“Chile by 2024 and its relationship with the United States” with Felipe Bulnes and Sergio Urzúa
On Friday, June 19, the fourth Frontal Trust webinar was held, named “Chile by 2024 and its relationship with the United States. Three Chilean professionals, with experience in North America, forecasted the two countries beyond the pandemic.” The event counted with the participation of the economist Sergio Urzúa, associate professor at the Economics Department at University of Maryland, and Felipe Bulnes, former minister of state and former Chilean ambassador to the United States, who spoke for over an hour with Luis Felipe San Martín, managing partner of Frontal Trust in Miami.
The three Chilean speakers, who have developed an important part of their professional and academic careers in the United States, addressed the political, economic and social situation of both countries, considering the pandemic situation that the world is experiencing, and forecasted different scenarios, facing 2024.
With an audience of more than 200 people, Sergio Urzúa referred to the constitutional reform project presented by the Government, which empowers the Central Bank to buy debt instruments issued by the Treasury in the open secondary market. “With some concern, I have seen that the best justification for the decision the Central Bank is making is to say that the rest of the developed countries do so. That arises doubts for me because the Central Bank of Chile is an example in the region, but it is not the Federal Reserve, since it has to be concerned about the exchange rate. ”
He added that “to think that one can do things to resemble developed countries seems not very serious to me. From a technical point of view, I do not see the justification for the measure. Long-term rates have been falling and there is clearly no liquidity problem. For some time the Central Bank stopped issuing long-term papers, therefore, there is a problem in moving monetary policy in the long term, which I understand is what is sought with this. A country with an open economy does not control long rates. I cannot find a basis in this decision. ”

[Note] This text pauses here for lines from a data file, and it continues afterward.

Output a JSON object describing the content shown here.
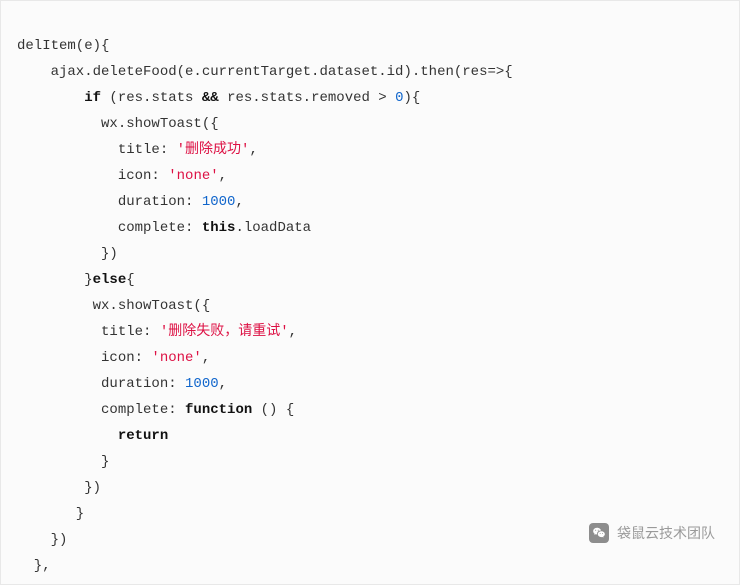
{
  "code": {
    "l1": "delItem(e){",
    "l2_a": "    ajax.deleteFood(e.currentTarget.dataset.id).then(res=>{",
    "l3_a": "        ",
    "l3_kw_if": "if",
    "l3_b": " (res.stats ",
    "l3_kw_and": "&&",
    "l3_c": " res.stats.removed > ",
    "l3_num0": "0",
    "l3_d": "){",
    "l4": "          wx.showToast({",
    "l5_a": "            title: ",
    "l5_str": "'删除成功'",
    "l5_b": ",",
    "l6_a": "            icon: ",
    "l6_str": "'none'",
    "l6_b": ",",
    "l7_a": "            duration: ",
    "l7_num": "1000",
    "l7_b": ",",
    "l8_a": "            complete: ",
    "l8_kw_this": "this",
    "l8_b": ".loadData",
    "l9": "          })",
    "l10_a": "        }",
    "l10_kw_else": "else",
    "l10_b": "{",
    "l11": "         wx.showToast({",
    "l12_a": "          title: ",
    "l12_str": "'删除失败，请重试'",
    "l12_b": ",",
    "l13_a": "          icon: ",
    "l13_str": "'none'",
    "l13_b": ",",
    "l14_a": "          duration: ",
    "l14_num": "1000",
    "l14_b": ",",
    "l15_a": "          complete: ",
    "l15_kw_fn": "function",
    "l15_b": " () {",
    "l16_a": "            ",
    "l16_kw_ret": "return",
    "l17": "          }",
    "l18": "        })",
    "l19": "       }",
    "l20": "    })",
    "l21": "  },"
  },
  "watermark": {
    "label": "袋鼠云技术团队",
    "icon_name": "wechat-icon"
  }
}
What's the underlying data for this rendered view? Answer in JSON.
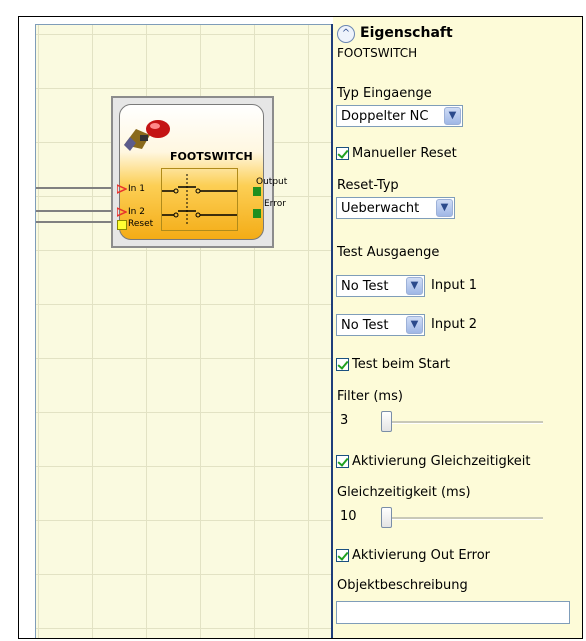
{
  "canvas": {
    "block": {
      "title": "FOOTSWITCH",
      "inputs": [
        "In 1",
        "In 2",
        "Reset"
      ],
      "outputs": [
        "Output",
        "Error"
      ]
    }
  },
  "panel": {
    "collapse_icon": "chevron-up-icon",
    "title": "Eigenschaft",
    "object_name": "FOOTSWITCH",
    "typ_eingaenge": {
      "label": "Typ Eingaenge",
      "value": "Doppelter NC"
    },
    "manueller_reset": {
      "label": "Manueller Reset",
      "checked": true
    },
    "reset_typ": {
      "label": "Reset-Typ",
      "value": "Ueberwacht"
    },
    "test_ausgaenge": {
      "label": "Test Ausgaenge",
      "rows": [
        {
          "value": "No Test",
          "input_label": "Input 1"
        },
        {
          "value": "No Test",
          "input_label": "Input 2"
        }
      ]
    },
    "test_beim_start": {
      "label": "Test beim Start",
      "checked": true
    },
    "filter": {
      "label": "Filter (ms)",
      "value": "3",
      "slider_fraction": 0.0
    },
    "aktivierung_gleichzeitigkeit": {
      "label": "Aktivierung Gleichzeitigkeit",
      "checked": true
    },
    "gleichzeitigkeit": {
      "label": "Gleichzeitigkeit (ms)",
      "value": "10",
      "slider_fraction": 0.0
    },
    "aktivierung_out_error": {
      "label": "Aktivierung Out Error",
      "checked": true
    },
    "objektbeschreibung": {
      "label": "Objektbeschreibung",
      "value": ""
    }
  },
  "colors": {
    "canvas_bg": "#fafae0",
    "panel_bg": "#fdfbd8",
    "block_orange": "#f4ac16",
    "check_green": "#21a121",
    "pin_red": "#e8322c",
    "pin_green": "#1f8f1f"
  }
}
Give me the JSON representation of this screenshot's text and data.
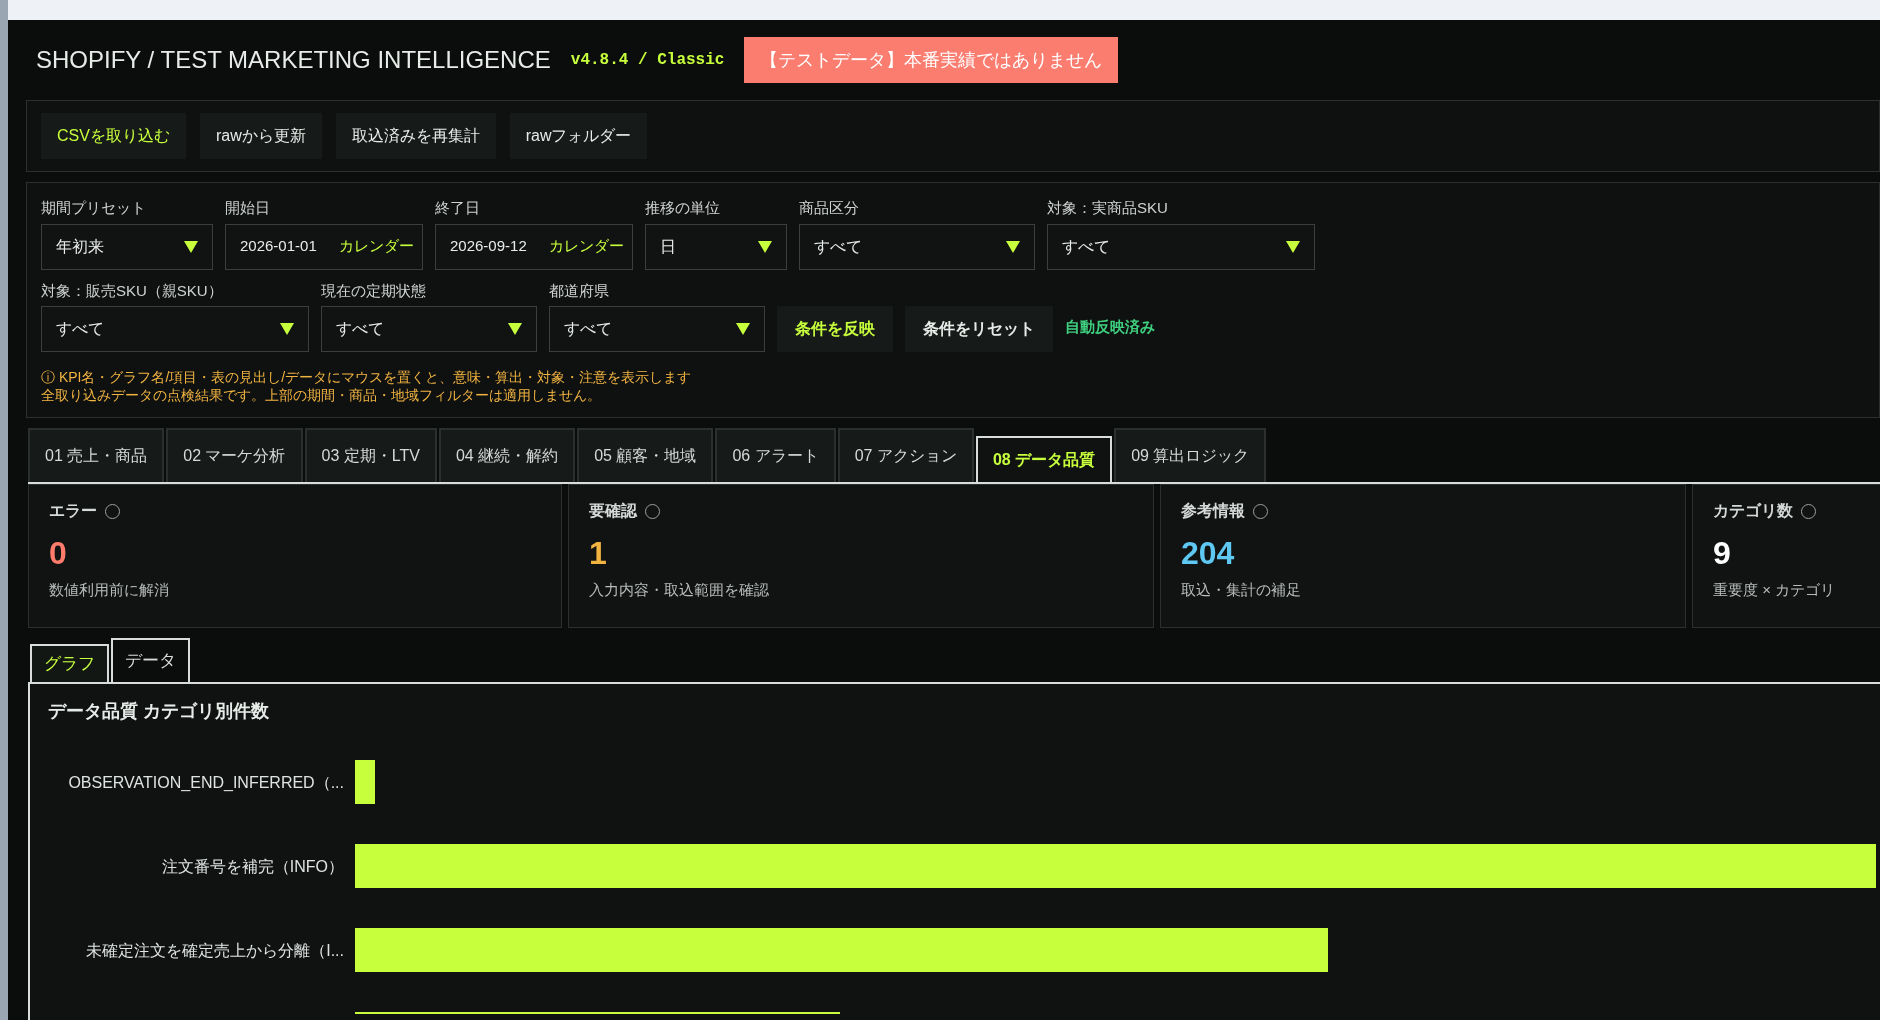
{
  "header": {
    "title": "SHOPIFY / TEST MARKETING INTELLIGENCE",
    "version": "v4.8.4 / Classic",
    "badge": "【テストデータ】本番実績ではありません"
  },
  "toolbar": [
    {
      "label": "CSVを取り込む",
      "primary": true
    },
    {
      "label": "rawから更新",
      "primary": false
    },
    {
      "label": "取込済みを再集計",
      "primary": false
    },
    {
      "label": "rawフォルダー",
      "primary": false
    }
  ],
  "filters": [
    {
      "kind": "select",
      "label": "期間プリセット",
      "value": "年初来"
    },
    {
      "kind": "date",
      "label": "開始日",
      "value": "2026-01-01",
      "button": "カレンダー"
    },
    {
      "kind": "date",
      "label": "終了日",
      "value": "2026-09-12",
      "button": "カレンダー"
    },
    {
      "kind": "select",
      "label": "推移の単位",
      "value": "日"
    },
    {
      "kind": "select",
      "label": "商品区分",
      "value": "すべて"
    },
    {
      "kind": "select",
      "label": "対象：実商品SKU",
      "value": "すべて"
    },
    {
      "kind": "select",
      "label": "対象：販売SKU（親SKU）",
      "value": "すべて"
    },
    {
      "kind": "select",
      "label": "現在の定期状態",
      "value": "すべて"
    },
    {
      "kind": "select",
      "label": "都道府県",
      "value": "すべて"
    }
  ],
  "filter_actions": [
    {
      "label": "条件を反映",
      "primary": true
    },
    {
      "label": "条件をリセット",
      "primary": false
    }
  ],
  "auto_status": "自動反映済み",
  "notes": [
    "ⓘ KPI名・グラフ名/項目・表の見出し/データにマウスを置くと、意味・算出・対象・注意を表示します",
    "全取り込みデータの点検結果です。上部の期間・商品・地域フィルターは適用しません。"
  ],
  "tabs": [
    {
      "label": "01 売上・商品",
      "selected": false
    },
    {
      "label": "02 マーケ分析",
      "selected": false
    },
    {
      "label": "03 定期・LTV",
      "selected": false
    },
    {
      "label": "04 継続・解約",
      "selected": false
    },
    {
      "label": "05 顧客・地域",
      "selected": false
    },
    {
      "label": "06 アラート",
      "selected": false
    },
    {
      "label": "07 アクション",
      "selected": false
    },
    {
      "label": "08 データ品質",
      "selected": true
    },
    {
      "label": "09 算出ロジック",
      "selected": false
    }
  ],
  "kpis": [
    {
      "label": "エラー",
      "value": "0",
      "note": "数値利用前に解消",
      "color": "#ff7b6b"
    },
    {
      "label": "要確認",
      "value": "1",
      "note": "入力内容・取込範囲を確認",
      "color": "#f2b441"
    },
    {
      "label": "参考情報",
      "value": "204",
      "note": "取込・集計の補足",
      "color": "#5ec8f2"
    },
    {
      "label": "カテゴリ数",
      "value": "9",
      "note": "重要度 × カテゴリ",
      "color": "#ffffff"
    }
  ],
  "view_tabs": [
    {
      "label": "グラフ",
      "selected": true
    },
    {
      "label": "データ",
      "selected": false
    }
  ],
  "chart": {
    "title": "データ品質 カテゴリ別件数",
    "category_labels": [
      "OBSERVATION_END_INFERRED（...",
      "注文番号を補完（INFO）",
      "未確定注文を確定売上から分離（I..."
    ]
  }
}
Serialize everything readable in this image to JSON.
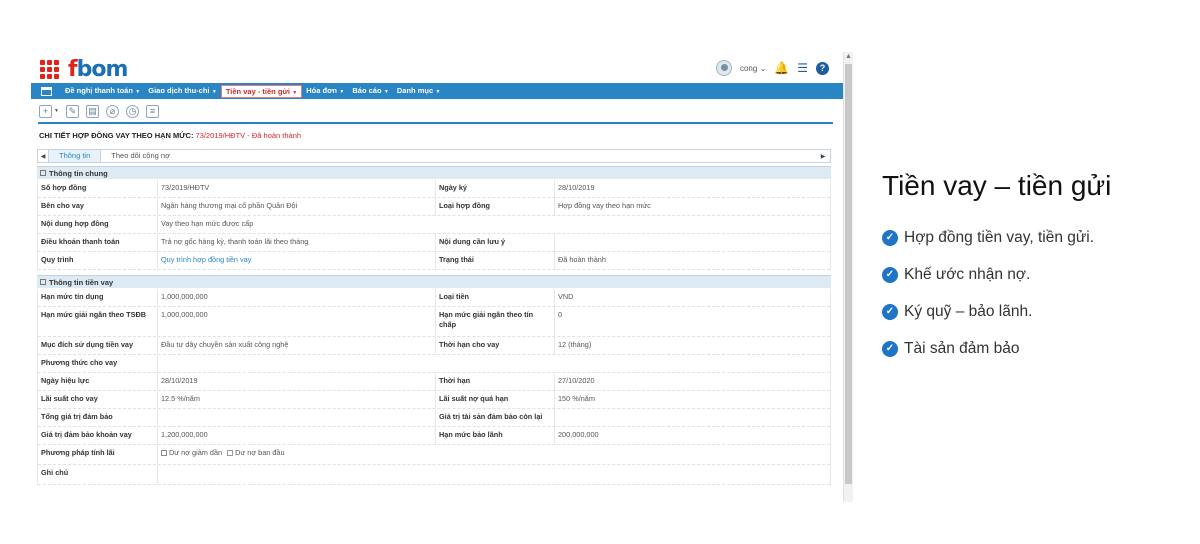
{
  "app": {
    "logo_text_f": "f",
    "logo_text_rest": "bom",
    "username": "cong"
  },
  "menu": {
    "items": [
      {
        "label": "Đề nghị thanh toán",
        "active": false
      },
      {
        "label": "Giao dịch thu-chi",
        "active": false
      },
      {
        "label": "Tiền vay - tiền gửi",
        "active": true
      },
      {
        "label": "Hóa đơn",
        "active": false
      },
      {
        "label": "Báo cáo",
        "active": false
      },
      {
        "label": "Danh mục",
        "active": false
      }
    ]
  },
  "detail": {
    "title": "CHI TIẾT HỢP ĐỒNG VAY THEO HẠN MỨC:",
    "code": "73/2019/HĐTV",
    "status": "- Đã hoàn thành"
  },
  "tabs": [
    {
      "label": "Thông tin",
      "active": true
    },
    {
      "label": "Theo dõi công nợ",
      "active": false
    }
  ],
  "section_general": {
    "title": "Thông tin chung",
    "rows": [
      {
        "l1": "Số hợp đồng",
        "v1": "73/2019/HĐTV",
        "l2": "Ngày ký",
        "v2": "28/10/2019"
      },
      {
        "l1": "Bên cho vay",
        "v1": "Ngân hàng thương mại cổ phần Quân Đội",
        "l2": "Loại hợp đồng",
        "v2": "Hợp đồng vay theo hạn mức"
      },
      {
        "l1": "Nội dung hợp đồng",
        "v1": "Vay theo hạn mức được cấp",
        "l2": "",
        "v2": ""
      },
      {
        "l1": "Điều khoản thanh toán",
        "v1": "Trả nợ gốc hàng kỳ, thanh toán lãi theo tháng",
        "l2": "Nội dung cần lưu ý",
        "v2": ""
      },
      {
        "l1": "Quy trình",
        "v1": "Quy trình hợp đồng tiền vay",
        "l2": "Trạng thái",
        "v2": "Đã hoàn thành"
      }
    ]
  },
  "section_loan": {
    "title": "Thông tin tiền vay",
    "rows": [
      {
        "l1": "Hạn mức tín dụng",
        "v1": "1,000,000,000",
        "l2": "Loại tiền",
        "v2": "VND"
      },
      {
        "l1": "Hạn mức giải ngân theo TSĐB",
        "v1": "1,000,000,000",
        "l2": "Hạn mức giải ngân theo tín chấp",
        "v2": "0"
      },
      {
        "l1": "Mục đích sử dụng tiền vay",
        "v1": "Đầu tư dây chuyền sản xuất công nghệ",
        "l2": "Thời hạn cho vay",
        "v2": "12 (tháng)"
      },
      {
        "l1": "Phương thức cho vay",
        "v1": "",
        "l2": "",
        "v2": ""
      },
      {
        "l1": "Ngày hiệu lực",
        "v1": "28/10/2019",
        "l2": "Thời hạn",
        "v2": "27/10/2020"
      },
      {
        "l1": "Lãi suất cho vay",
        "v1": "12.5 %/năm",
        "l2": "Lãi suất nợ quá hạn",
        "v2": "150 %/năm"
      },
      {
        "l1": "Tổng giá trị đảm bảo",
        "v1": "",
        "l2": "Giá trị tài sản đảm bảo còn lại",
        "v2": ""
      },
      {
        "l1": "Giá trị đảm bảo khoản vay",
        "v1": "1,200,000,000",
        "l2": "Hạn mức bảo lãnh",
        "v2": "200,000,000"
      }
    ],
    "interest_method_label": "Phương pháp tính lãi",
    "interest_opt1": "Dư nợ giảm dần",
    "interest_opt2": "Dư nợ ban đầu",
    "notes_label": "Ghi chú"
  },
  "right_panel": {
    "title": "Tiền vay – tiền gửi",
    "items": [
      "Hợp đồng tiền vay, tiền gửi.",
      "Khế ước nhận nợ.",
      "Ký quỹ – bảo lãnh.",
      "Tài sản đảm bảo"
    ]
  }
}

Felipe Bulnes, for his part, expressed his concern about what had been happening since October, before the pandemic, “where a successive and disorganized political pressure generated the adoption of measures that increased spending and did not necessarily address the problems that had to be looked into.
Bulnes added that today, more than ever, it is urgent to review social spending. “It is important that the political system behaves responsibly and does not continue to generate pressure on spending, seeking to serve different groups or factors of interest. I am referring, for example, to proposals such as write-off the CAE, which means an immense expense on the fiscal burden and, therefore, a wrong policy. This is not the direction where we have to focus on. I hope that fiscal prudence prevails; that it is understood that we have a very restricted margin of discretion, so that the political pact needs to include the understanding that it is important to react to the extraordinary circumstances we are going through ”.
The former minister also commented the free education issue, noting that Chile has begun to structure an intelligent system, with scholarships and credits, in which the student only paid based on his income, in a maximum percentage, according to the type of credit, and that after a certain time the debt was extinguished. Furthermore, there was no charge during the period of unemployment. “As a result of ideological biases, we ended up establishing free education, even reaching 100%, which is an unfortunate public policy. We ended up investing resources in circumstances that could have resulted in a combination of public and private efforts. But we already have a burden very difficult to settle. We must be very disciplined in how we spend our resources. ”
After an hour of conversation, and after analyzing in-depth the economic and health situation of both countries in times of pandemic, and projecting the opportunities that are emerging due to the crisis, the three professionals concluded that the institutionality of the United States is much stronger than that of many first world countries, a situation that will not change with the new world order. Therefore, beyond the social crisis that affects the United States today and the criticism aroused by the agenda of the current president, Donald Trump, the country remains a safe and interesting place to invest.